Pour faire perdre à Napoléon une bataille, en 1806 et près de la ville d’Iéna, on a dû déplacer et mettre en ligne des milliers d’hommes et projeter dans l’air des masses considérables de divers métaux. Et on a néanmoins échoué. Mais transformons Napoléon en notion napoléon et livrons-le à un historien ou à un romancier. Ils arriveront sans nul doute, s’ils le veulent, à faire perdre au napoléon notionnel cette même bataille d’Iéna que le Napoléon vivant a gagné en 1806. Certes, le romancier devra faire un effort d’imagination et l’historien devra soutenir l’assaut de ses collègues ou même du public lettré dans son ensemble. Mais leurs efforts n’auront aucune commune mesure avec ceux qu’ont dû faire en 1806 à Iéna les adversaires du Napoléon vivant, sans pour autant réussir.
Le Concept, le Temps et le Discours.
Gallimard, « Bibliothèque de philosophie », 1990.
« Pour faire perdre à Napoléon une bataille, en 1806 et près de la ville d’Iéna, on a dû déplacer et mettre en ligne des milliers d’hommes et projeter dans l’air des masses considérables de divers métaux. Et on a néanmoins échoué » : ça pourrait sortir d’une chronique de Manchette !

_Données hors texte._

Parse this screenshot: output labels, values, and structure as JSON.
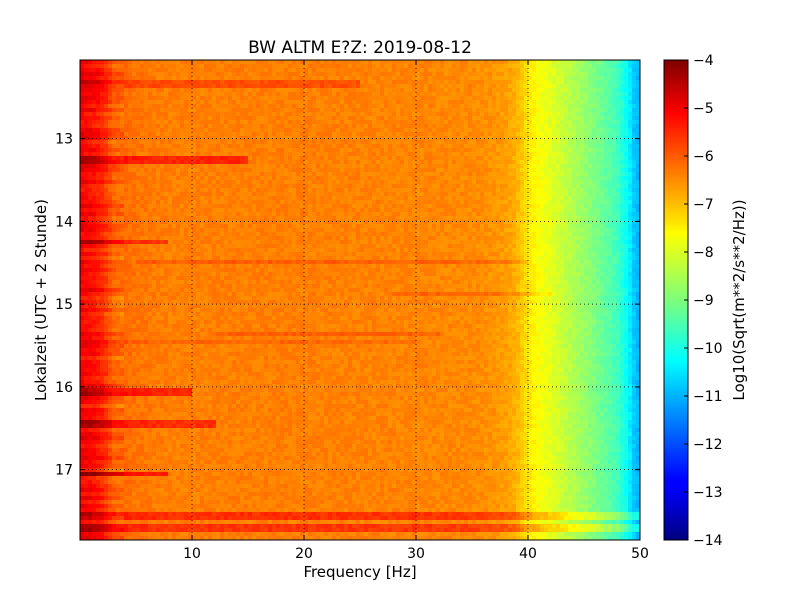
{
  "chart_data": {
    "type": "heatmap",
    "title": "BW ALTM E?Z: 2019-08-12",
    "xlabel": "Frequency [Hz]",
    "ylabel": "Lokalzeit (UTC + 2 Stunde)",
    "colorbar_label": "Log10(Sqrt(m**2/s**2/Hz))",
    "colormap": "jet",
    "grid": true,
    "xlim": [
      0,
      50
    ],
    "ylim_hours": [
      12.05,
      17.85
    ],
    "y_inverted": true,
    "clim": [
      -14,
      -4
    ],
    "x_ticks": [
      10,
      20,
      30,
      40,
      50
    ],
    "x_tick_labels": [
      "10",
      "20",
      "30",
      "40",
      "50"
    ],
    "y_ticks": [
      13,
      14,
      15,
      16,
      17
    ],
    "y_tick_labels": [
      "13",
      "14",
      "15",
      "16",
      "17"
    ],
    "colorbar_ticks": [
      -4,
      -5,
      -6,
      -7,
      -8,
      -9,
      -10,
      -11,
      -12,
      -13,
      -14
    ],
    "colorbar_tick_labels": [
      "−4",
      "−5",
      "−6",
      "−7",
      "−8",
      "−9",
      "−10",
      "−11",
      "−12",
      "−13",
      "−14"
    ],
    "spectrum_profile": {
      "frequency_hz": [
        0,
        1,
        2,
        3,
        5,
        8,
        10,
        20,
        30,
        35,
        37,
        38,
        39,
        40,
        41,
        42,
        44,
        46,
        48,
        49,
        49.5,
        50
      ],
      "log_amplitude": [
        -5.2,
        -5.3,
        -5.6,
        -6.2,
        -6.4,
        -6.5,
        -6.5,
        -6.5,
        -6.55,
        -6.6,
        -6.7,
        -6.8,
        -7.0,
        -7.5,
        -7.8,
        -8.0,
        -8.5,
        -9.0,
        -9.6,
        -10.3,
        -10.8,
        -11.0
      ]
    },
    "horizontal_features": [
      {
        "hour": 12.35,
        "f_start": 0,
        "f_end": 25,
        "delta": 0.5
      },
      {
        "hour": 13.27,
        "f_start": 0,
        "f_end": 15,
        "delta": 0.9
      },
      {
        "hour": 14.25,
        "f_start": 0,
        "f_end": 8,
        "delta": 0.7
      },
      {
        "hour": 14.5,
        "f_start": 5,
        "f_end": 40,
        "delta": 0.35
      },
      {
        "hour": 14.87,
        "f_start": 28,
        "f_end": 42,
        "delta": 0.35
      },
      {
        "hour": 15.35,
        "f_start": 12,
        "f_end": 32,
        "delta": 0.35
      },
      {
        "hour": 15.45,
        "f_start": 0,
        "f_end": 30,
        "delta": 0.25
      },
      {
        "hour": 16.05,
        "f_start": 0,
        "f_end": 10,
        "delta": 0.9
      },
      {
        "hour": 16.45,
        "f_start": 0,
        "f_end": 12,
        "delta": 0.8
      },
      {
        "hour": 17.05,
        "f_start": 0,
        "f_end": 8,
        "delta": 1.0
      },
      {
        "hour": 17.55,
        "f_start": 0,
        "f_end": 50,
        "delta": 0.8
      },
      {
        "hour": 17.7,
        "f_start": 0,
        "f_end": 50,
        "delta": 0.75
      }
    ]
  }
}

Sur la vie, l’œuvre et le parcours étonnant de Kojève, depuis la Russie d’avant la Révolution jusqu’au rôle d’éminence grise de la diplomatie économique française, on lira avec intérêt le Philosophe du dimanche de Marco Filoni (Gallimard, Bibliothèque des idées, 2011), ainsi qu’Hommage à Alexandre Kojève. Actes de la Journée A. Kojève du 28 janvier 2003 (Bibliothèque nationale de France, 2007), disponible uniquement en édition numérique, qu’on peut télécharger ici. J’ai calé il y a quelques années dans la biographie de Dominique Auffret (Alexandre Kojève. La Philosophie, l’État, la fin de l’Histoire, Grasset, 1990, rééd. Livre de poche, 2002), très bien documentée mais d’un style souvent amphigourique.